20In the January 24 letter, the respondent agreed to pay for the treatment plan with the exception of $102.94, stating “It is our understanding that you have been attending this clinic since the subject motor vehicle accident receiving medical and rehabilitation treatment. We fail to understand why a reassessment is required.” I find this letter complies with the Schedule because they have clearly identified the treatment plan in question, the provider, what they agree to pay for, and the medical reason as to why they would not pay for treatment. I find questioning the need for a reassessment is a valid medical reason.
21In the letter of April 3, 2024 the insurer identifies the treatment plan and provider, and refers to the MIG as the primary reason for the denial. The April 3 letter also requested a variety of medical records, such as Clinical Notes and Records from the primary care physician, and a decoded OHIP summary from November 2018 to present. The respondent submits the applicant has not submitted the requested information. It is longstanding practice, which I agree with, that stating the applicant remains in the MIG is a valid medical reason.
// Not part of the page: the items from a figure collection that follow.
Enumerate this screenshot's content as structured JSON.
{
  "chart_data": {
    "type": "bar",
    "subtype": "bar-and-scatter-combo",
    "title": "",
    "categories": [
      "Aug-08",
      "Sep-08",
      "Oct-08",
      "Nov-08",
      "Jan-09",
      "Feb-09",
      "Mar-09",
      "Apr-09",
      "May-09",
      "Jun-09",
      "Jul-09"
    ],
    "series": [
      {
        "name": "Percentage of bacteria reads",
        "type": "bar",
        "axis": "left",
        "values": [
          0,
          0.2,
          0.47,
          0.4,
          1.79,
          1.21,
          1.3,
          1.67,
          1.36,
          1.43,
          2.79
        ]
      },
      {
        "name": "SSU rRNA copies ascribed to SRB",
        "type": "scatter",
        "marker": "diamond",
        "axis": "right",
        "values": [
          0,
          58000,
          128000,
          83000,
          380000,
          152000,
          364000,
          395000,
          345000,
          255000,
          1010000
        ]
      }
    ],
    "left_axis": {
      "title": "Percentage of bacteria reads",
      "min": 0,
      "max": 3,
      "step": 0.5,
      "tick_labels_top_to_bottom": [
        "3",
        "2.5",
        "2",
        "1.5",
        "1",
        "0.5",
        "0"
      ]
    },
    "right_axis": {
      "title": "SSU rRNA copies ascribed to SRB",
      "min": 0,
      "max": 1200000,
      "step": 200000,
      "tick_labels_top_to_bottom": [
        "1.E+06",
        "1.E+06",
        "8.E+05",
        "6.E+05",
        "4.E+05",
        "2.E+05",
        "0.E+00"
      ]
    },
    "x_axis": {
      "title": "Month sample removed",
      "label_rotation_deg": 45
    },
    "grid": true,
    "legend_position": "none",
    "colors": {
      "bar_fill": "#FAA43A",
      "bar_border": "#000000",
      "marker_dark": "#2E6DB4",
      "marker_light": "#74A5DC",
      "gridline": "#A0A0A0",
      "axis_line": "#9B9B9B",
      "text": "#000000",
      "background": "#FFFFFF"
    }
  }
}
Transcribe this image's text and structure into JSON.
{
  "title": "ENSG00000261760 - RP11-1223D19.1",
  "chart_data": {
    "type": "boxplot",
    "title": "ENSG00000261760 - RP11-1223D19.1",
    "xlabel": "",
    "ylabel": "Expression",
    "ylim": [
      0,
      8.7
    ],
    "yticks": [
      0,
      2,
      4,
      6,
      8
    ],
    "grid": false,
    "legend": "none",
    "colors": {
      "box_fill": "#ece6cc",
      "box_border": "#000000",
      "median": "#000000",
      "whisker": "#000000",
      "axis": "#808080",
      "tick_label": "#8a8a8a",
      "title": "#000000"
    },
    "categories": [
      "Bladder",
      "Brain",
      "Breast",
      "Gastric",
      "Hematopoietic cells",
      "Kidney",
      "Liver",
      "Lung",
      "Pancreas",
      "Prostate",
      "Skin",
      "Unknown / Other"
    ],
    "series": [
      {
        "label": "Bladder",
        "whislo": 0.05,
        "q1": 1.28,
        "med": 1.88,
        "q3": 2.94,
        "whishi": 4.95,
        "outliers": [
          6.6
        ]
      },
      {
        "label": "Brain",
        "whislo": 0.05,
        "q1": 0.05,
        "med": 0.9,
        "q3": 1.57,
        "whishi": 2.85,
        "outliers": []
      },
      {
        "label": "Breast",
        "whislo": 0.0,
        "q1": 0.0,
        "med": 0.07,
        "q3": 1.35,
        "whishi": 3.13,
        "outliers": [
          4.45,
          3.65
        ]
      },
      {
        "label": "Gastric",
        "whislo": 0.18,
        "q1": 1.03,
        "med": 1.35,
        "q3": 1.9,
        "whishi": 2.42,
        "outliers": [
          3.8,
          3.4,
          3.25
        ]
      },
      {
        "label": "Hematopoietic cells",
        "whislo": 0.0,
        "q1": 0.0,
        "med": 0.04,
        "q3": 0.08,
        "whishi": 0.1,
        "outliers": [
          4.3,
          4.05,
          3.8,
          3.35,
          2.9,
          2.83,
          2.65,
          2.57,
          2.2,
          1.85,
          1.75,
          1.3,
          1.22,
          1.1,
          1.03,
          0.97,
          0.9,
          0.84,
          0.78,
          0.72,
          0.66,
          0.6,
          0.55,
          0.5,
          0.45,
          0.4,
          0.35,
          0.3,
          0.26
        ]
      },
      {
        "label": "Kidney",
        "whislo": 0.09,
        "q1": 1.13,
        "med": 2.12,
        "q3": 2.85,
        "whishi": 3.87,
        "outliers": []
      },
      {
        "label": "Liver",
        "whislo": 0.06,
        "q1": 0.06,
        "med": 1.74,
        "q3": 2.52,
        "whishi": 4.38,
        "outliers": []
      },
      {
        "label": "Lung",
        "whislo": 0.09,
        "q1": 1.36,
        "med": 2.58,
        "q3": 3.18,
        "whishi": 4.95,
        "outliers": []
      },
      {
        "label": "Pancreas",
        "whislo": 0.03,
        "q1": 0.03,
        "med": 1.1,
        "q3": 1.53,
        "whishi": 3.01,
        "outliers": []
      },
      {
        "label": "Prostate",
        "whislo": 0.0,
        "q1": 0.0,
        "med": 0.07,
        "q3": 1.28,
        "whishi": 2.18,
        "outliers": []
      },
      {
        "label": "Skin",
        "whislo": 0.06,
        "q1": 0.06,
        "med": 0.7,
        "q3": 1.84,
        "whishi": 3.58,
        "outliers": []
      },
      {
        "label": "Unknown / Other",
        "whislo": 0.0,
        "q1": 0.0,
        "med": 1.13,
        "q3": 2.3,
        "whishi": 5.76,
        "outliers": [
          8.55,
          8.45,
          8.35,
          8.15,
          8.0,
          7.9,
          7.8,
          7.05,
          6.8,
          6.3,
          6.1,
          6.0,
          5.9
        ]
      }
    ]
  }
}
The MIG defines the injuries that fall within it, and therefore, this is a legitimate medical reason.
22The May 2, 2024 letter again denied paying for benefits, and reminded the applicant they were still awaiting requested medical information. Again, the respondent provided what I find to be valid medical reasons for denying the benefits, in that they refer to the MIG and the lack of supportive medical evidence.
23In sum, having reviewed the Explanation of Benefit Letters I find that they are compliant with s.38(8) of the Schedule.
24The applicant dedicates considerable space in his submissions to pointing out why the respondent’s decisions were incorrect, and that the treatment plans are reasonable and necessary. However, there is no need for me to review the treatment plans to determine whether they are reasonable and necessary because the applicant is being held to the MIG.
25The applicant appears to submit that the respondent is mistaken about the nature of the injuries sustained. However, even if the respondent had made a mistake of fact when they denied benefits, such a mistake by the insurer would not render a notice non-compliant.
26Finally, even if the notices were not compliant with 38(8), this does not remove an applicant from the MIG, but rather that the treatment plan in dispute is payable under s. 38(11) (see: Zheng, Cai v. Aviva Insurance Company of Canada, 2018 ONSC 5707).
27For these reasons, I find that the treatment plans in dispute are not payable for being non-compliant with s. 38 of the Schedule.
Interest
28Interest applies on the payment of any overdue benefits pursuant to s. 51 of the Schedule. As no benefits are overdue, no interest is payable.
Award
29The applicant sought an award under s. 10 of Reg. 664. Under s. 10, the Tribunal may grant an award of up to 50 per cent of the total benefits payable if it finds that an insurer unreasonably withheld or delayed the payment of benefits. As no treatments are unreasonably withheld or delayed, no award is payable.
ORDER
30The application is dismissed.
i. The applicant is being held to the MIG, and the $3,500 treatment limit.
ii. The applicant is not entitled to the individual treatment plans due to a procedural violation by the insurer.
iii. As the applicant is held to the MIG, it is not necessary to analyze the treatment plans to determine if they are reasonable and necessary.
iv. Neither interest nor an award are payable.